Com a nova modalidade – que representa uma espécie de doação aos outros entes federados – o substitutivo torna claro que o dinheiro não poderá ser usado para despesas com pessoal (ativos, inativos ou pensionistas) e para pagar encargos sociais e nem tampouco para pagar juros da dívida.

Com a “transferência especial”, o dinheiro será repassado diretamente, sem necessidade de convênio ou qualquer outro instrumento e pertencerá ao ente federado, após concluído o repasse. Uma vez incorporado à receita do beneficiado, deverá ser aplicado em programações finalísticas das áreas de competência do Poder Executivo, respeitado o mínimo de 70% para despesas de capital.
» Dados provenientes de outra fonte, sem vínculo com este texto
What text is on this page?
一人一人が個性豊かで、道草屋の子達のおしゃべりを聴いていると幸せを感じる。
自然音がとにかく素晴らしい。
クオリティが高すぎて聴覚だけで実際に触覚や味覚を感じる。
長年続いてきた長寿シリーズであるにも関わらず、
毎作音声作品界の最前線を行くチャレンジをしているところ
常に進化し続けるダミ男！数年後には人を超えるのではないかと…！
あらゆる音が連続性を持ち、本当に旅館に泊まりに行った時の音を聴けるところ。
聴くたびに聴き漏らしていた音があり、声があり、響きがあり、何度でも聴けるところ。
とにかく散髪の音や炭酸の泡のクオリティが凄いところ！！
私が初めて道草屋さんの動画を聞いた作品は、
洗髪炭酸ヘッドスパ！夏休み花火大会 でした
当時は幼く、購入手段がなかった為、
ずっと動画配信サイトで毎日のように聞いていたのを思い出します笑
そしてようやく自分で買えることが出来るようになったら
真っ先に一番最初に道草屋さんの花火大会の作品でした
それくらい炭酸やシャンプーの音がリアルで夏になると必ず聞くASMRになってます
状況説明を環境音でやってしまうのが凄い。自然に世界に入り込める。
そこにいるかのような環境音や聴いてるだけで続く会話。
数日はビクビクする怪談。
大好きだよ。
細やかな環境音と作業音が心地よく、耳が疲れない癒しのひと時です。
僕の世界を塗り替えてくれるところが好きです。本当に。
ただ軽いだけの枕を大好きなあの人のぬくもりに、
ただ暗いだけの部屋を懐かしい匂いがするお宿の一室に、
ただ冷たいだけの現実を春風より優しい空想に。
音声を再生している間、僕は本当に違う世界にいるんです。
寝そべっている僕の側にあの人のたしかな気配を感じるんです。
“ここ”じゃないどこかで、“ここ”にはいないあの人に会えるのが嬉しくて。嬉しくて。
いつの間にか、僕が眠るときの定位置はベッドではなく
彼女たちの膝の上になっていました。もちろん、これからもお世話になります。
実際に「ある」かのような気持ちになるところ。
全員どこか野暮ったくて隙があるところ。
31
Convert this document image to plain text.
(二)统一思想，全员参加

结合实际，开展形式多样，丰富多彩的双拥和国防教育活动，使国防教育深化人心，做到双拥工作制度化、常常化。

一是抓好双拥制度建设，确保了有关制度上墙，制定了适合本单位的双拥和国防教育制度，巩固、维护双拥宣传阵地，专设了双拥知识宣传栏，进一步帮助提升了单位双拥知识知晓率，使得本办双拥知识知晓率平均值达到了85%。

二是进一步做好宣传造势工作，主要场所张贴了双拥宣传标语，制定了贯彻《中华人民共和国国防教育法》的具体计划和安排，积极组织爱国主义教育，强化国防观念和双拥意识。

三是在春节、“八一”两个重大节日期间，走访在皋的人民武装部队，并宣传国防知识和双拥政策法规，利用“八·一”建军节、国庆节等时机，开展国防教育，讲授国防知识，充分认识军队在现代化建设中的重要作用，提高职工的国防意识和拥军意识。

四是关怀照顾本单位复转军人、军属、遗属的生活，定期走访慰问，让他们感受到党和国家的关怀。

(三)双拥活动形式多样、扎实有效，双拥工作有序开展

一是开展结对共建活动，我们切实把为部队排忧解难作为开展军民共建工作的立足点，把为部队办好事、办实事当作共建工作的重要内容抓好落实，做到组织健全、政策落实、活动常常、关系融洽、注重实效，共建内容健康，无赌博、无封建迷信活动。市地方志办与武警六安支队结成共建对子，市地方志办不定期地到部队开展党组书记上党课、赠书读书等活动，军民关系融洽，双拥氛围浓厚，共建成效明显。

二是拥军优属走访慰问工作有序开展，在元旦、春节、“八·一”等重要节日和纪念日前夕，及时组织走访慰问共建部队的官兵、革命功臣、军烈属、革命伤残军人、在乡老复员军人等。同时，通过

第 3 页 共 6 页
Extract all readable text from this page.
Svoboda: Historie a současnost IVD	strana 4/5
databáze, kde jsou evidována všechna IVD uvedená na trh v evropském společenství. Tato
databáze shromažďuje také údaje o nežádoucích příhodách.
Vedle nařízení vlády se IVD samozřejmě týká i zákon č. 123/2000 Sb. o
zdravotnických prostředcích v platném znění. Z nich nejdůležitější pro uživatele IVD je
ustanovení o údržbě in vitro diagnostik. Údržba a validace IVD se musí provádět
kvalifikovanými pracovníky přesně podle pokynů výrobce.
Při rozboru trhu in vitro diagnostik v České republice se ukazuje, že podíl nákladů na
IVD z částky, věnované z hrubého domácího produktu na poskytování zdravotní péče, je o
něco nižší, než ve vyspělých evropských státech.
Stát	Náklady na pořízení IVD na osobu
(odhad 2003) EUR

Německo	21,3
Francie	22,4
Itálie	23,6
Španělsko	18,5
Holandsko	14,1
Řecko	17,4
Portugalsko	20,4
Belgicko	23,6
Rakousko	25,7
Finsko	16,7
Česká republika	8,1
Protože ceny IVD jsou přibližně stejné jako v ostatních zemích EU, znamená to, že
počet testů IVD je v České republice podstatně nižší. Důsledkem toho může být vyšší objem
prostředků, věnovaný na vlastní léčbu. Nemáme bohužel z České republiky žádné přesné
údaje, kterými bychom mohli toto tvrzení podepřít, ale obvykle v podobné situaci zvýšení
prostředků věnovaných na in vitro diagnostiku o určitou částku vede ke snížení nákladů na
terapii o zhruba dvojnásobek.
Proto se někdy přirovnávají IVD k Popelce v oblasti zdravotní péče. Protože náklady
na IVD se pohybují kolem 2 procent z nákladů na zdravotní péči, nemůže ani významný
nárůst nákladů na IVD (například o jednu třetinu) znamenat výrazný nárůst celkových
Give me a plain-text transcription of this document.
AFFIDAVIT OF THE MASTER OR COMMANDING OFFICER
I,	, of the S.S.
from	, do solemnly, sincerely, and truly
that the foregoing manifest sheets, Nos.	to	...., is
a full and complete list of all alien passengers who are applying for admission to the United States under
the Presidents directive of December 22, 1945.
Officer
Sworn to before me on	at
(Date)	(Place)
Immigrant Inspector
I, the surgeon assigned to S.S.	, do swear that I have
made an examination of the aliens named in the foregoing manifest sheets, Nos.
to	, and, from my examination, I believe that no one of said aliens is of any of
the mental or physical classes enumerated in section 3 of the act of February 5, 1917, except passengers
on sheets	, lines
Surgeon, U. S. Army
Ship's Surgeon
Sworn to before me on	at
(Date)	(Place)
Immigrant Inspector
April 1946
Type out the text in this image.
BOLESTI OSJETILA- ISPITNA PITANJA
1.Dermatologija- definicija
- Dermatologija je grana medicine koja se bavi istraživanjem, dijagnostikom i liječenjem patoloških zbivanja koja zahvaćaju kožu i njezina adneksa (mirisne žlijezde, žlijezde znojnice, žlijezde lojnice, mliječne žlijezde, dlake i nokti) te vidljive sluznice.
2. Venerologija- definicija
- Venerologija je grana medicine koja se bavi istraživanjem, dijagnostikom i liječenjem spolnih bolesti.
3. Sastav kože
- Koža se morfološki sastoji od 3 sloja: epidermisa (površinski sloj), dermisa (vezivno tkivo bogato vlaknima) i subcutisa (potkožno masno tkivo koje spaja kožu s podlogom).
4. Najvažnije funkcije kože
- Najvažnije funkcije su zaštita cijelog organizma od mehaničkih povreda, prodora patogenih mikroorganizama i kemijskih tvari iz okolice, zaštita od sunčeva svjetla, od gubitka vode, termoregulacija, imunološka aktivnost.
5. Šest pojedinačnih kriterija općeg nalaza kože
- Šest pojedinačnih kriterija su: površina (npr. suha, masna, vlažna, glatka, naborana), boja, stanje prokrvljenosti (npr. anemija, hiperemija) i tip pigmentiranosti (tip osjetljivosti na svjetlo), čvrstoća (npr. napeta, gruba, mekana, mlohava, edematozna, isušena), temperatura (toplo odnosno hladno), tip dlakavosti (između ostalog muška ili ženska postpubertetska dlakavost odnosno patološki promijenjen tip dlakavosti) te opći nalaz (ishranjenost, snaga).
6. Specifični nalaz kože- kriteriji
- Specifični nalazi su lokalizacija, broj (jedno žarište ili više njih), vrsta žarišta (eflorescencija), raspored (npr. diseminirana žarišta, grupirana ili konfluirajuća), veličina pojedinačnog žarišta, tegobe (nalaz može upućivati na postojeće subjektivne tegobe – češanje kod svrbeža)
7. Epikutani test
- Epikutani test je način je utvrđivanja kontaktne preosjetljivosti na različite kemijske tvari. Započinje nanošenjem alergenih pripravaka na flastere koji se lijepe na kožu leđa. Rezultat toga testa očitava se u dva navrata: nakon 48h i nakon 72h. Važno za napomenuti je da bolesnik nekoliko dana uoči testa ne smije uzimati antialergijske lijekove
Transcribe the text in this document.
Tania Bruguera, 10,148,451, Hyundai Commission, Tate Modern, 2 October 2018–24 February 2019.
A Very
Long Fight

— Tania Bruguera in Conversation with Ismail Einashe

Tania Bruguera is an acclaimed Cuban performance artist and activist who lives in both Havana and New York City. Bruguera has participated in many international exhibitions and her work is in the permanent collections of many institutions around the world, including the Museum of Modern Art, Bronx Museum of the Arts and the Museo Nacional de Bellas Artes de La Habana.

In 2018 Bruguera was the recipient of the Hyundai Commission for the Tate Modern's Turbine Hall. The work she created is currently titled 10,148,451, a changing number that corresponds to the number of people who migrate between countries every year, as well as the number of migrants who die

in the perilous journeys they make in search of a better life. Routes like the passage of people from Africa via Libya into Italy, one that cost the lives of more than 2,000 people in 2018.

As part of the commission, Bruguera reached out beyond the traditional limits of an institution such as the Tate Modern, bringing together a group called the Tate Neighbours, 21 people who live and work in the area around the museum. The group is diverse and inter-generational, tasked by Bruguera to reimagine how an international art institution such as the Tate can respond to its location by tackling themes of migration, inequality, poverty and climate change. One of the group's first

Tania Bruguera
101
O presidente do Tribunal de Contas da União, José Múcio Monteiro demonstrou preocupação – como não poderia deixar de ser – e disse que a PEC, que retira do Tribunal a fiscalização do uso de verbas da União, é um estímulo à fraude. “Fico preocupado com essa mudança. Imagine se a pessoa tiver a certeza que não vai ser fiscalizada? É um estímulo para quem quer fazer a coisa errada”.

Uma dicotomia, todavia, merece ser enfatizada: o projeto tira o poder de manobra do Palácio do Planalto e dos ministérios na destinação dos recursos, mas, ao mesmo tempo, agiliza verbas aos municípios – uma promessa de campanha do presidente Jair Bolsonaro. O interessante é que se aprovada, o chefe da república pavimenta sua relação com prefeitos e parlamentares que exercem lideranças regionais e municipalistas.

Um retrocesso, sem quaisquer sombras de dúvidas, em tempos de transparência, eficiência e moralidade, principalmente porque a referida PEC conta com o “apoio velado” da presidência da república. Nada poderia ser pior. O presidente, que foi eleito sob o manto do combate à corrupção, que convidou até o ícone dessa luta para ser ministro – Sergio Moro – manifestou, mesmo que disfarçadamente, apoio a uma das mais sórdidas tentativas de burlar a lei, a fiscalização e o controle das verbas públicas. Decepcionante é pouco. É praticamente um estelionato eleitoral, assim como houvera feito o condenado Lula da Silva e sua sucessora, Dilma Rousseff. Ambos petistas rasgaram o discurso eleitoral. Bolsonaro vai no mesmo caminho.